Court offers deal too good to refuse
“The municipal court is one of education and rehabilitation,” said Kinney, on the bench there each Wednesday. “The Early Resolution Program fits with that goal.”
Eric Calhoun, a 22-year-old Amity resident, was a recent beneficiary. He appeared before Kinney on one count of third-degree theft, a Class C misdemeanor, for stealing the tip jar from the Dutch Bros. kiosk at 1365 N.W. Highway 99W.
Sgt. Tim Symons of the McMinnville police gave this account:
Calhoun and an adult female passenger ordered and received drinks. Then he not only drove off without paying, but grabbed the tip jar as well.
When Calhoun spotted multiple surveillance images of the theft on Facebook, he turned himself in. The barista estimated his tip jar take at $15, but Calhoun said he actually netted less than $6.
Prosecutor Cynthia Kaufman-Noble ruled him eligible for the Early Resolution Program because he had a clean criminal history.
When Kinney called his name, Calhoun stepped forward. He learned that by pleading guilty, paying a $500 fine and making restitution, he could have the charge reduced to a violation, keeping his record clean.

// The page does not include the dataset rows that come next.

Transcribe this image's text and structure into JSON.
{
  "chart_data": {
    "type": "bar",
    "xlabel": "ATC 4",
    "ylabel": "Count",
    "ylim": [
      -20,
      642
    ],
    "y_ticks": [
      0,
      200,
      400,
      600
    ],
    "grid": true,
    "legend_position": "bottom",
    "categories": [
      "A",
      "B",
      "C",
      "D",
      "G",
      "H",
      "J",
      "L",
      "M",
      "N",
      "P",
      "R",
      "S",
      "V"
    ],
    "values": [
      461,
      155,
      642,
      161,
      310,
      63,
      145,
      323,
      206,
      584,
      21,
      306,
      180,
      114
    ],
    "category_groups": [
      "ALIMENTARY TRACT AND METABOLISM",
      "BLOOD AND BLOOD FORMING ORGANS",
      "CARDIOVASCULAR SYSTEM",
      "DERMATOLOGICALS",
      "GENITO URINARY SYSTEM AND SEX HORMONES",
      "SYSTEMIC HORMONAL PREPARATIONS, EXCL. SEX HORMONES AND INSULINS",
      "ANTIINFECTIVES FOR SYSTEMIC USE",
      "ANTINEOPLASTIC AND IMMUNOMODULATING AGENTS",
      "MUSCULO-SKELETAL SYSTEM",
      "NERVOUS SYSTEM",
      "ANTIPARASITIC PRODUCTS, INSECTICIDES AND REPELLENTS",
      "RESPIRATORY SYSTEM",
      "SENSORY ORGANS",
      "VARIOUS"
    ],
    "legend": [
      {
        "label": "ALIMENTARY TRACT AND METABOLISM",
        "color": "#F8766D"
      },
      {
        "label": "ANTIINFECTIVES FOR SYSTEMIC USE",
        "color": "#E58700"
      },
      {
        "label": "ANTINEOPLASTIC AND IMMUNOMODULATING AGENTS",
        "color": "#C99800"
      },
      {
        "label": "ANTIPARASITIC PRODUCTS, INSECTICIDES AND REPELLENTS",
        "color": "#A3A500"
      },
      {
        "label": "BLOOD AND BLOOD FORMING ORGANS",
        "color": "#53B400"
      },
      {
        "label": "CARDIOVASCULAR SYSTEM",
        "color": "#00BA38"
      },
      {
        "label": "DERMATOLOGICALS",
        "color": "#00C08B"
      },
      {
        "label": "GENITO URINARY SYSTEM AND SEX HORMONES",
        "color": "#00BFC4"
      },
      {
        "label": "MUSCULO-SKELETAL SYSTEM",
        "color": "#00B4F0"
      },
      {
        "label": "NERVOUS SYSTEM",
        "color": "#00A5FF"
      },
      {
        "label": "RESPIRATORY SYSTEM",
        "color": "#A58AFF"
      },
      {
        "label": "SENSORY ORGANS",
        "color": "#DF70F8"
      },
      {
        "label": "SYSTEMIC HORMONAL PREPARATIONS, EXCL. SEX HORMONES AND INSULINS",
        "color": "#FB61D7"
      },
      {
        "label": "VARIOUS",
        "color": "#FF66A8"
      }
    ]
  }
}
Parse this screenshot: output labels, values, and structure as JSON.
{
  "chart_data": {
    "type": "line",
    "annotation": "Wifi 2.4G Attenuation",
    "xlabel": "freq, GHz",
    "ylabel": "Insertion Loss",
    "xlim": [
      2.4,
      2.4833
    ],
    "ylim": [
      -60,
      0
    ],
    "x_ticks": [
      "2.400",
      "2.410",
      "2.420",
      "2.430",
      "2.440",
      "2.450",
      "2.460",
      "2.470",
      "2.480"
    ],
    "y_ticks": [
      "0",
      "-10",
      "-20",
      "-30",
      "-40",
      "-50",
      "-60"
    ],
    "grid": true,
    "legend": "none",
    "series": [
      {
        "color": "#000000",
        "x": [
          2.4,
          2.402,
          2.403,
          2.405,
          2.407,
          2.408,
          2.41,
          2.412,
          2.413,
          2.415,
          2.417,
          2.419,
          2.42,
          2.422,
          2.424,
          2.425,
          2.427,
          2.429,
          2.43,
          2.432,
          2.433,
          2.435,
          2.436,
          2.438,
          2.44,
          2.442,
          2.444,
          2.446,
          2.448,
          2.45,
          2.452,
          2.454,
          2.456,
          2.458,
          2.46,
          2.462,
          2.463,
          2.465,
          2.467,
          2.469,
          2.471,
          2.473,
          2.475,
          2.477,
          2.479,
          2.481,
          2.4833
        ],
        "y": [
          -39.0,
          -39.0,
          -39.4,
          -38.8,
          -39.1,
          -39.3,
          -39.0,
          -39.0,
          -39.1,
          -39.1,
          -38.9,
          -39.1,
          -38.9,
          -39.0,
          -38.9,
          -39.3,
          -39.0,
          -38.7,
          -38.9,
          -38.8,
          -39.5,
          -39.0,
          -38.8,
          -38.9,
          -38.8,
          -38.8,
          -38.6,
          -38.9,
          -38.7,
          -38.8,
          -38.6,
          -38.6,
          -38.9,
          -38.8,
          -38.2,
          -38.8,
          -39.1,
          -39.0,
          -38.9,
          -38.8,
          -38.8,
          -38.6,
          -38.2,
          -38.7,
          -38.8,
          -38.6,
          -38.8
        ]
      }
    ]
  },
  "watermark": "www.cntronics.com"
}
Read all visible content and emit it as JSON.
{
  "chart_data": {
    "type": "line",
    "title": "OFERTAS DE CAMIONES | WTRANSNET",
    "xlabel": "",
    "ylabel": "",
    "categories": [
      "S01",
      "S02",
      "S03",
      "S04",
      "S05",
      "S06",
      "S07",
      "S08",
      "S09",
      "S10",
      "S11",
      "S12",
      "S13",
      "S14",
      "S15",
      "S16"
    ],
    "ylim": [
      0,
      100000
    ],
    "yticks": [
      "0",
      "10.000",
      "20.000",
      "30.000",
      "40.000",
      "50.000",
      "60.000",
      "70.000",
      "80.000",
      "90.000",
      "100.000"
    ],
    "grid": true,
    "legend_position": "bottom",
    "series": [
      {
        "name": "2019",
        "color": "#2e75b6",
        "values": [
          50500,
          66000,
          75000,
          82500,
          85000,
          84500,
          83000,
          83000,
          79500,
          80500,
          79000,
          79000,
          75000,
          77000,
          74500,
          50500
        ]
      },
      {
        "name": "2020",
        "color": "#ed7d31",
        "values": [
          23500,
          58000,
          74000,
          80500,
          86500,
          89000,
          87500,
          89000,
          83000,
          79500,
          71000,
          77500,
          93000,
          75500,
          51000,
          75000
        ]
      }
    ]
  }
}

Had Calhoun not taken advantage of the program, he would have faced the possibility of serving 30 days in jail, with a period on probation afterward, being subjected to a significant fine and ending up with a criminal conviction. So he gladly accepted an opportunity to enter into the Early Resolution Program.
“I can’t think of many people who haven’t,” Kinney said. “You only get the one opportunity, and most people want to accept responsibility for their actions. Typically, these people have not had any interaction with the legal system in any way.
“By accepting the conditions, they know how much they are going to be fined and it’s complete. Restitution is important, too, so people who have been harmed are made whole. It’s good for people to step up and take responsibility.”
Kinney said the benefits of the program are two-fold. The defendant takes responsibility for the crime and the case is resolved quickly, without the individual serving jail time and being placed on probation.
The city does not pay the cost of a court-appointed attorney, which it would be required to do if the case proceeded as a misdemeanor through the legal system and the individual was not financially able to retain private counsel.
“What we’re not trying to do is take away anyone’s rights,” Kinney said. “A defendant has the right to take the case further.”
Kinney said he thinks the Early Resolution Program is an example of the fine work municipal court is doing. He is the board vice-president of the Oregon Municipal Judges Association, and said he routinely fields questions about programs operated by the local court.
“I’d like to do more,” he said. “I love to help other courts.”